Technically, an ice cream palor has all the components a PaaS business has,
but they have incredible conversion rates due to highly qualified leads, and
their turn around time for a single sale is within less than a minute.

Now when you go to an ice cream parlor, a lot of the information is implicit.
You're going to get some ice cream, these are the flavours we have, these are
the flavours you like, and this is the price of one scoop. The sales person
doesn't have to explain to you why you should buy ice cream, which is why
these "sales conversations" boil down to "I want one scoop chocholate and one
scoop lemon".

Odds are that you can do that in your SaaS business to. Of course, what you're
selling isn't commoditized like ice cream. You'll need to do some explaining,
and there are things that will come up again and again. Now the laziest way to
answer these questions is the veritable FAQ. But the moment I switch to your
FAQ, buying is put off for a while. Hell, I might even decide it's too much of
a hassle to buy anything from you.

The most effective way seems to be to put those questions into your funnel
before a customer gets to talk to your inhouse sales team.
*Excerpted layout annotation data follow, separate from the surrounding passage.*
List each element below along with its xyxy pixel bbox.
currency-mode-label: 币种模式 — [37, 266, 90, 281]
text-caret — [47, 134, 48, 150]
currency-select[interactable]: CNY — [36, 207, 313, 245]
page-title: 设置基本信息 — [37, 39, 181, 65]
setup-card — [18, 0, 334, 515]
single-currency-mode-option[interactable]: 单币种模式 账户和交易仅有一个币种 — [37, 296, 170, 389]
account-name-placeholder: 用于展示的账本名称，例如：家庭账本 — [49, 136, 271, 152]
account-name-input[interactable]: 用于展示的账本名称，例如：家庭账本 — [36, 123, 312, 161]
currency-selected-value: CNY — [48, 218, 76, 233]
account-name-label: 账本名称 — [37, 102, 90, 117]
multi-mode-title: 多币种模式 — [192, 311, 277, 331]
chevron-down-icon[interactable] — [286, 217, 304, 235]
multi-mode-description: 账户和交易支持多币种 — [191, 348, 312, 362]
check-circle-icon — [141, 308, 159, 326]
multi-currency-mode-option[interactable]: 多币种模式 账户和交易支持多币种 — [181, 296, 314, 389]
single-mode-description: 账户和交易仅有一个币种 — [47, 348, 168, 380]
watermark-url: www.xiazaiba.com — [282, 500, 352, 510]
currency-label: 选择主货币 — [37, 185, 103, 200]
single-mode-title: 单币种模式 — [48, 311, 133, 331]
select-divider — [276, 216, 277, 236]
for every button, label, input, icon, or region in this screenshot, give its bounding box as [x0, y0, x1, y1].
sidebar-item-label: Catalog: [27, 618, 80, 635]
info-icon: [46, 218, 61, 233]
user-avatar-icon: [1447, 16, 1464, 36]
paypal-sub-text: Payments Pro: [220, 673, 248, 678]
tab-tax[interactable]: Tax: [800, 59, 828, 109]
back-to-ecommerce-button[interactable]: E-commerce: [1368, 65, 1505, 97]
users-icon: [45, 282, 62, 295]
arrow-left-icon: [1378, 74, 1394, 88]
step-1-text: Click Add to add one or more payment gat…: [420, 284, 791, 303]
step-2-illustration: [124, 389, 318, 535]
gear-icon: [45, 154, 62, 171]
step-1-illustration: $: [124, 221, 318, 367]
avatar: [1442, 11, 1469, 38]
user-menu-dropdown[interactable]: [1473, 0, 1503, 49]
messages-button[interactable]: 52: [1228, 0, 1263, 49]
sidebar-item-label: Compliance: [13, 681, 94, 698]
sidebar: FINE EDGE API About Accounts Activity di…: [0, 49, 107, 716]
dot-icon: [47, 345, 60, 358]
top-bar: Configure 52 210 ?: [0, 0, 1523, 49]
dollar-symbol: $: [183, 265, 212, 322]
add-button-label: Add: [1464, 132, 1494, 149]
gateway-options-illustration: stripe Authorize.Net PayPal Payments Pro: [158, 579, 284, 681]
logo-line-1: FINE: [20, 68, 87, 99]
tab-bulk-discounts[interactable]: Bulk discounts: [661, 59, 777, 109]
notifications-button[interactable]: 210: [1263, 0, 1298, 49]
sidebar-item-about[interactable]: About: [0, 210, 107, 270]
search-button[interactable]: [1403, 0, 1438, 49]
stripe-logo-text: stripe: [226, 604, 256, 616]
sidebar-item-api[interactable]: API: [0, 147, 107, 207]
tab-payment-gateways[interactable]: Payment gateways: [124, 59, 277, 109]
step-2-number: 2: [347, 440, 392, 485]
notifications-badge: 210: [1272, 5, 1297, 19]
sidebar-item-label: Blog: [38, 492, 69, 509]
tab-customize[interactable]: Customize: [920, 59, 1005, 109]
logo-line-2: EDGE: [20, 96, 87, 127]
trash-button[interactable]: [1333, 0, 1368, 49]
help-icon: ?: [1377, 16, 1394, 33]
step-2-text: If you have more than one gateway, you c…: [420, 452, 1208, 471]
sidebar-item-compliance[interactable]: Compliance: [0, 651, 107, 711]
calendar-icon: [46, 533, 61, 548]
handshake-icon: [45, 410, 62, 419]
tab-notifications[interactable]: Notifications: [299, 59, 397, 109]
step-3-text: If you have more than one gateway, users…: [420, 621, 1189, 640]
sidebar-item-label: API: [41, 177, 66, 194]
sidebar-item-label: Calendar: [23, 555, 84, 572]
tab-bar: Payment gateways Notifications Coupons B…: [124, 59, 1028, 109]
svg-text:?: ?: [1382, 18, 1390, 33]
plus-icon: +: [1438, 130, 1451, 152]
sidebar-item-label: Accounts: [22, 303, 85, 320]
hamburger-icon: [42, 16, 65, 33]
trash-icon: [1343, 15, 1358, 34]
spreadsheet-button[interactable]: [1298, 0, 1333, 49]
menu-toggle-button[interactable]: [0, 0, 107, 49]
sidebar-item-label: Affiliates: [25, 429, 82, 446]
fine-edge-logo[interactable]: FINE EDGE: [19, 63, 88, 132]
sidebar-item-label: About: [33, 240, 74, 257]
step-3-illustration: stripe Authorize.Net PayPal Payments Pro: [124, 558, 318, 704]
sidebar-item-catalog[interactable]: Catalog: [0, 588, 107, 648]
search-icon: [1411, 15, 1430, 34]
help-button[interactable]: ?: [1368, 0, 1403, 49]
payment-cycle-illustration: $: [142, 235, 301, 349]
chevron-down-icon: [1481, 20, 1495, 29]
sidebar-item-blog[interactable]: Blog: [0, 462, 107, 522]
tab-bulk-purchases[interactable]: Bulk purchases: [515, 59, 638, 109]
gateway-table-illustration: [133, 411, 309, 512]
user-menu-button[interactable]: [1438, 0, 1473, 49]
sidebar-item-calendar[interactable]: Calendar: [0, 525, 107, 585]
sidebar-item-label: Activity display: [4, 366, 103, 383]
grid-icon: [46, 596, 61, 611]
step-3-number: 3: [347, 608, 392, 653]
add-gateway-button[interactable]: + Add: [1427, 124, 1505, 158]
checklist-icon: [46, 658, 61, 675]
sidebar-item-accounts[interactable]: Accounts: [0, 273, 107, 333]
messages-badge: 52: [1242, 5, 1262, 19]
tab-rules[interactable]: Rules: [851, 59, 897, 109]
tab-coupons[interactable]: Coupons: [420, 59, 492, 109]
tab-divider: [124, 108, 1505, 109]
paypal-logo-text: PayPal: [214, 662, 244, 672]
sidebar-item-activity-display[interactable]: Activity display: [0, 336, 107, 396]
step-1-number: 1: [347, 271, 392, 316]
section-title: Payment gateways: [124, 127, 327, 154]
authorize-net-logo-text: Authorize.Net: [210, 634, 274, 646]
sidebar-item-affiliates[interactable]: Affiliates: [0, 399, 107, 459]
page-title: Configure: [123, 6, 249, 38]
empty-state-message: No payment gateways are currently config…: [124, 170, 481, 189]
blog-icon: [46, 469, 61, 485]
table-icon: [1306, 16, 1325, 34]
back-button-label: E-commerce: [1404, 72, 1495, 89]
In fact, explain
everything about it, and then offer a free call on how to tailor your solution
to their business. That way, all questions about the merit of ice cream, the
price of ice cream, aso. are out of the way, and the sales conversation is
stripped down to "So what kind of ice cream? Want sprinkles?"

If you use your sales people for what they're worth, I believe you can press
the price down even further.